Прихрамывая, во двор вошел озабоченный Андрей Зыков. Он расписался у милиционера, охранявшего флигель, в какой-то бумажке и, узнав от Хвиноя, что у гроба сказала Васена, проговорил.
— Часика через два можно будет запрягать, да и в путь.
В Федоре Ковалеве давно укоренилась привычка спрашивать с другого даже тогда, когда во всем был сам виноват. Сослепу он мог опрокинуть ведро с удоем молока, стоящее среди просторного двора, и с кулаками пойти на жену: «Что ставишь на самой дороге?!»
Однажды на поле, вспаханном под картошку, бык по нерасторопности хозяина наступил ему на ногу, а работник, погоныч, получил кнутом по спине: «Дурак, погонял бы лучше!»
Ковалев точно знал, что
«Зачем ей было устраивать в школе вечеринку?.. Не будь советской власти, не было бы вечеринки, не было бы многих острых, как нож, огорчений, не было бы у него повода стрелять. И Яшка жил бы и жил себе на здоровье… А то вот… Опять беда, да еще какай беда!..»
И он злобно и как-то по-своему плакал: одутловатые щеки его неестественно кривились, неморгающие глаза делались совсем узенькими, блестели холодным стеклянным блеском, но оставались сухими. Он хотел слез, но они не выступали, жалость к самому себе выливалась у него в охрипшие, прерывистые причитания:
— Опять, опять беда, да еще какая!..
Гибель сына от собственной руки он ставил в один ряд со всеми ущербами, которые нанесла ему советская власть, изымая для спасения страны и голодных людей излишки зерна и скота.
Когда Федор узнал, кто и как собирается хоронить Яшку, когда он узнал, что и Васена согласилась на это, звериные рыдания потрясли его:
«Да неужель же и сейчас они не поймут… не пойдут мне на подмогу?! — мысленно обращался он к своим хуторским единомышленникам. — До чего же мы дожили, ежели у родного отца отняли право похоронить сына так, как ему любо, как ему мило?! Долго ли вы будете молчать?»
Он кинулся к конюшне, запряг в розвальни своего карего маштака и поскакал по хутору с кличем, чтобы ему помогли отобрать сына и похоронить его так, как хоронили покойников отцы, деды, прадеды.

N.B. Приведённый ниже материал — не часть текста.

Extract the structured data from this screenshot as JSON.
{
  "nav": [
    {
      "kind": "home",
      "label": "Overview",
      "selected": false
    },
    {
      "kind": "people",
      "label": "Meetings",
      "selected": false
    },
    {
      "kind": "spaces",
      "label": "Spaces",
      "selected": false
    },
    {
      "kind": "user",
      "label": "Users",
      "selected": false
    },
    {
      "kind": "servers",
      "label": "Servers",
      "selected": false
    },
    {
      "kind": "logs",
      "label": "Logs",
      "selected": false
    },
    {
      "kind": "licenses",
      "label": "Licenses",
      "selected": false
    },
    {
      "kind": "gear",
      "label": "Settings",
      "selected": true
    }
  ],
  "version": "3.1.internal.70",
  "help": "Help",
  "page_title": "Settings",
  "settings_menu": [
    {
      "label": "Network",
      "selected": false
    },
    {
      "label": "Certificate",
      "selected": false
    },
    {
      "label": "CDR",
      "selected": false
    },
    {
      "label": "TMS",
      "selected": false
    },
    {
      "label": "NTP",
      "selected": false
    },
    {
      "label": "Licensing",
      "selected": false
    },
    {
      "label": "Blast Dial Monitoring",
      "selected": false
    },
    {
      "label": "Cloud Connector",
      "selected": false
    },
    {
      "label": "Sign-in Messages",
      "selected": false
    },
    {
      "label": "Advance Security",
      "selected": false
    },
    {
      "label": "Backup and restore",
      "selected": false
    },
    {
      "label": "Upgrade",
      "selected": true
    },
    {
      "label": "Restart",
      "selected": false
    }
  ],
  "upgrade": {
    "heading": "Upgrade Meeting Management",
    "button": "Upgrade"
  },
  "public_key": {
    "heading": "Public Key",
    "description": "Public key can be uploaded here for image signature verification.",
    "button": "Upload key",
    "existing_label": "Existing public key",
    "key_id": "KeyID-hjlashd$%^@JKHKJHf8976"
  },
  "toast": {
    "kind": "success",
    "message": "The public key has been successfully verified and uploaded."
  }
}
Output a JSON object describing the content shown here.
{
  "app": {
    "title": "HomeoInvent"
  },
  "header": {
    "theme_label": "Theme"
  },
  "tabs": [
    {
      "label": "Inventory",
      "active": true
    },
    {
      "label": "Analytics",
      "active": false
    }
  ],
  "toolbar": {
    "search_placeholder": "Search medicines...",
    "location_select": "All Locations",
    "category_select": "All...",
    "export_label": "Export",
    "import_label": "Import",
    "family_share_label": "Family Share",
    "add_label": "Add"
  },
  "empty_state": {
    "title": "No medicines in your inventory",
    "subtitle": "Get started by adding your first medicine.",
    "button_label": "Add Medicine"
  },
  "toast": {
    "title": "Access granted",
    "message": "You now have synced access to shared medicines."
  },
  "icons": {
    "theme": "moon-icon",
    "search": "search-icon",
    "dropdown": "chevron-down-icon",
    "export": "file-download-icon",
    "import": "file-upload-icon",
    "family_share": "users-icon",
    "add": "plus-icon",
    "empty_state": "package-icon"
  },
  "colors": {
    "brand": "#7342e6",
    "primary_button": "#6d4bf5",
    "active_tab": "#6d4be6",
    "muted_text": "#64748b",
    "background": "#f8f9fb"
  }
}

Он соскакивал с саней, бегал по дворам, снова садился в сани и скакал дальше.
Во дворе Коншиных узнали о затее Федора Ковалева, но это не внесло никакого непорядка в приготовления к похоронам.
Хвиной уже запрягал в траурные сани рыжих лошадей. Елизавета Федоровна с крыльца говорила мужу:
— Ты под кумач положи еще одну доску: сани станут шире и Васена сядет рядом с гробом.
Филипп отвел Ваньку в сторону и на ухо сказал ему:
— Для порядка съездим за оружием. Дядя Андрей тоже так думает.
И они вышли за ворота, где стояла запряженная серая кобылка, которая недавно притащила их сюда из совета. А уже через какие-нибудь полчаса оба вернулись с винтовками за плечами. Они привезли винтовки и Андрею с Хвиноем. Толпившимся во дворе людям — больше тут было женщин — Филипп сказал:
— На могиле для почестей выстрел дадим…
…Ковалев уже давно бросил где-то в чужом дворе маштака с санями и теперь с самой нижней окраины хутора двигался вверх, ведя за собой десятка три людей. Сам он шел какой-то ошалелой походкой: оглядывался, взмахами шапки звал за собой и тех, кто нес деревянный крест-распятие и две большие церковные иконы, и высокого рыжего попа, который страдальчески морщился и вздыхал.
— Идете, как три дня не ели! Не отставайте! — кричал он.
Он спешил скорее столкнуться с похоронной процессией, и по всему его виду можно было заключить, что чем раньше он столкнется с процессией, тем большей будет его победа над советской властью хутора, тем сильнее станет его влияние на хуторян.